I also tested the optional Lightning Tails, which give the snowshoes another 5 inches (13 cm) of length. Since the snowshoes I tested are 25 inches (64 cm) long, I found the tails to be overkill most of the time, and they limit maneuverability. The tails are a more useful option if you choose the shorter version of the snowshoes.
Like any metal frame snowshoe, the Lightning Flash ices up in certain conditions, usually when going from wet snow to colder snow in the shade. The solution is to spray the bottom of the snowshoe with silicone or WD-40.
Comparison with the Northern Lites Elite Snowshoe
While the MSR Lightning Flash is not the lightest snowshoe to be found, it could rightfully lay claim to the title of lightest high-traction snowshoe. The Northern Lites Elite is the lightest snowshoe; so how do the two compare?
The MSR Lightning Flash (left) compared with the Northern Lites Elite (right). The difference in traction is obvious. Note on the Elite that the numerous nylon clamps around the frame have a ridge on them to provide some peripheral traction.

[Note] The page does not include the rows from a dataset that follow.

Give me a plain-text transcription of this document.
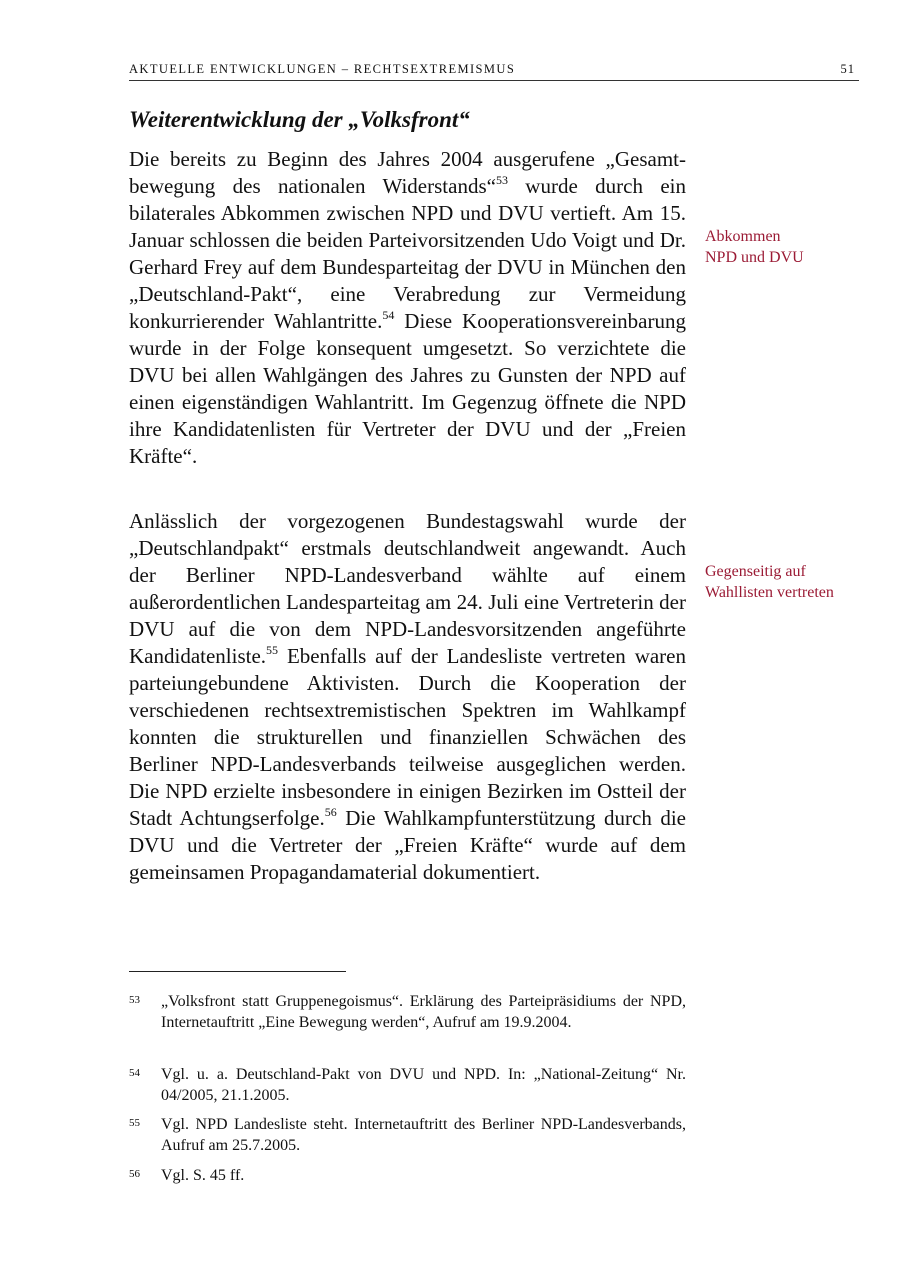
AKTUELLE ENTWICKLUNGEN – RECHTSEXTREMISMUS	51
Weiterentwicklung der „Volksfront“

Die bereits zu Beginn des Jahres 2004 ausgerufene „Gesamtbewegung des nationalen Widerstands“$^{53}$ wurde durch ein bilaterales Abkommen zwischen NPD und DVU vertieft. Am 15. Januar schlossen die beiden Parteivorsitzenden Udo Voigt und Dr. Gerhard Frey auf dem Bundesparteitag der DVU in München den „Deutschland-Pakt“, eine Verabredung zur Vermeidung konkurrierender Wahlantritte.$^{54}$ Diese Kooperationsvereinbarung wurde in der Folge konsequent umgesetzt. So verzichtete die DVU bei allen Wahlgängen des Jahres zu Gunsten der NPD auf einen eigenständigen Wahlantritt. Im Gegenzug öffnete die NPD ihre Kandidatenlisten für Vertreter der DVU und der „Freien Kräfte“.

Anlässlich der vorgezogenen Bundestagswahl wurde der „Deutschlandpakt“ erstmals deutschlandweit angewandt. Auch der Berliner NPD-Landesverband wählte auf einem außerordentlichen Landesparteitag am 24. Juli eine Vertreterin der DVU auf die von dem NPD-Landesvorsitzenden angeführte Kandidatenliste.$^{55}$ Ebenfalls auf der Landesliste vertreten waren parteiungebundene Aktivisten. Durch die Kooperation der verschiedenen rechtsextremistischen Spektren im Wahlkampf konnten die strukturellen und finanziellen Schwächen des Berliner NPD-Landesverbands teilweise ausgeglichen werden. Die NPD erzielte insbesondere in einigen Bezirken im Ostteil der Stadt Achtungserfolge.$^{56}$ Die Wahlkampfunterstützung durch die DVU und die Vertreter der „Freien Kräfte“ wurde auf dem gemeinsamen Propagandamaterial dokumentiert.

Abkommen
NPD und DVU
Gegenseitig auf
Wahllisten vertreten
53 „Volksfront statt Gruppenegoismus“. Erklärung des Parteipräsidiums der NPD, Internetauftritt „Eine Bewegung werden“, Aufruf am 19.9.2004.
54 Vgl. u. a. Deutschland-Pakt von DVU und NPD. In: „National-Zeitung“ Nr. 04/2005, 21.1.2005.
55 Vgl. NPD Landesliste steht. Internetauftritt des Berliner NPD-Landesverbands, Aufruf am 25.7.2005.
56 Vgl. S. 45 ff.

Both snowshoes are the same size: 8 inches wide and 25 inches long (20 cm x 64 cm). The Flash has more surface area on the snow because it’s not upturned as much on the front and has less taper on the tail. The difference in traction capability is obvious in the photo above; you can almost climb trees with the Lightning Flash, but the Elite has less aggressive traction and is more comfortable on moderate terrain. One situation where you notice a big difference is when sidehilling on firm snow; the Flash does not slide sideways, but the Elite breaks loose.
The weight difference is not that large: the measured weight of the Flash is 3 pounds 6 ounces (1.53 kg) per pair, and the Elite weighs 2 pounds 6.1 ounces (1.08 kg) per pair, a difference of 1 pound (454 g). Yes, a pound (454 g) is significant if you are carrying the snowshoes, but the choice gets down to whether you need the extra traction or not. In gentle to moderate terrain, the Elite (which has aluminum alloy crampons) is adequate; but in steeper terrain and sidehills, the Lightning Flash is king.
Another factor to consider is the Northern Lites Elite costs a bit more, US$219 versus US$200 for the MSR Lightning Flash.
Overall, the MSR Lightning Flash is the lightweight high-traction king of the mountain. Its SpeedLock binding works well once adjusted, but adjusting it can be humbling.